Refurbishing laptops for future use
The following Sunday afternoon saw them wiping the laptops of all their data, and reinstalling relevant programs so they were as useful as possible for students. Then they gave away the laptops, or asked for a small donation to cover their expenses.
“Selling at fair market value doesn’t help people who are struggling to house and feed their family, and it does nothing to increase the percentage of the world that is connected. CFCC has the opportunity to have a far greater impact on promoting technology and social development,” he says.
Finding the funds to continue their cause was challenging, and forced them to find creative ways to push forward — like using leftover banana boxes to deliver the laptops to their new owners.
A life-changing charity
After several months, the team received a regular flow of laptops to refurbish, and Philip’s contagious enthusiasm for the program saw more and more Siemens staff feel inspired to donate their time to help.
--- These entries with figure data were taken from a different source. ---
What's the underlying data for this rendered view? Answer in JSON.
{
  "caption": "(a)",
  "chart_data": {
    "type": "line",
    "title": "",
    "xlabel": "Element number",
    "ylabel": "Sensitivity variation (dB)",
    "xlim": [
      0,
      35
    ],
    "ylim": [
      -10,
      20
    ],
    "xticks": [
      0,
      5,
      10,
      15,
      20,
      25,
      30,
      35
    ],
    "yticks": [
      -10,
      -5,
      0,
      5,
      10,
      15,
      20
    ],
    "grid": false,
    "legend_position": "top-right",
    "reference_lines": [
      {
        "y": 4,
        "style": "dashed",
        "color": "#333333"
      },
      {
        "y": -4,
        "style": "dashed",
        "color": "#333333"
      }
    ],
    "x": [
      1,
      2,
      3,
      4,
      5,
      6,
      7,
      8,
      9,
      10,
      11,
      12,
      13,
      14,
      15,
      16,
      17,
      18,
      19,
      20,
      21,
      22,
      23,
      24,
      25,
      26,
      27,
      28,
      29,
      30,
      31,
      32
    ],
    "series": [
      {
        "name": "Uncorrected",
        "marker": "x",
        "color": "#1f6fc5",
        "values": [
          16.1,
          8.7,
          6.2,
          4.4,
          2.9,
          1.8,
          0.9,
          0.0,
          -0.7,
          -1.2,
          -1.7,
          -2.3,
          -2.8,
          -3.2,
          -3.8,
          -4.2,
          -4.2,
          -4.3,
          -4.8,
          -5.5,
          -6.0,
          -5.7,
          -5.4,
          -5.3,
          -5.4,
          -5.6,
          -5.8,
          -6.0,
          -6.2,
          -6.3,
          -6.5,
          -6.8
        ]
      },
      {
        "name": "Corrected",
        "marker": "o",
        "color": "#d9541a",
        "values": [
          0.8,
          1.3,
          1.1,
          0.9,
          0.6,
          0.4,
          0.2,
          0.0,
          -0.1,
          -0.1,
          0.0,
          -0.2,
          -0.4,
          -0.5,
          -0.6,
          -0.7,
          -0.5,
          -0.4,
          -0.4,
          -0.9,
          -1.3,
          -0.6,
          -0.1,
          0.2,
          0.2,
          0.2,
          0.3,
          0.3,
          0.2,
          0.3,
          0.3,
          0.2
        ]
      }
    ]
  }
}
They worked together to raise the funds needed to register as a charity — Corporations For Community Connections (CFCC) — which made covering their expenses easier.
Over the past eight years, CFCC has had more than 400 volunteers participate in one-day workshops. In a typical workshop, 30 volunteers can refurbish 250 laptops. They have donated more than 2,500 free computers to schools and charities, and helped 30,000 people in low-income areas in Canada, as well as further afield in Nepal, Costa Rica, and Nicaragua, connect to the internet.
Philip — now the charity’s president — has been presented with a global innovation award by Siemens and hopes to expand the project to offices beyond Canada. Meanwhile, the success of the laptop donation program has contributed significantly to the company being named one of Canada’s Greenest Employers for the seventh consecutive year.
So what does the future hold for CFCC? “My dream is that there is a revolution,” he says. “My dream is that major corporations begin to widely embrace the idea that they are responsible for more than just profit. Their responsibilities extend to the environment, to education, to the advancement of technology, and to social development.”
Philip Schaus is a Commodity Manager for Information Technology at Siemens, Canada. He has worked with the company since 2005 and lives with his wife in Kingsville, Canada. Philip’s role involves sourcing products and services that are not sold by Siemens but are required by the company’s employees. During his time at the company, he has been responsible for purchasing IT services and hardware, phones, consulting services, and programing services.
He believes negotiation is an essential skill for a successful Commodity Manager to possess. “I always say to people that negotiations don’t actually have a beginning or an end. They’re just constantly going on. You might sign a contract but immediately afterwards you might be having discussions with the same company again, and begin to lay the foundation for a future deal.” The skills learned as a Commodity Manager have been key for Philip’s establishment of CFCC. “It’s the same skill set,” he says, “pulling little bits and pieces together to make a solution.”
Philip is a Future Maker — one of the 377,000 talented people working with us to shape the future.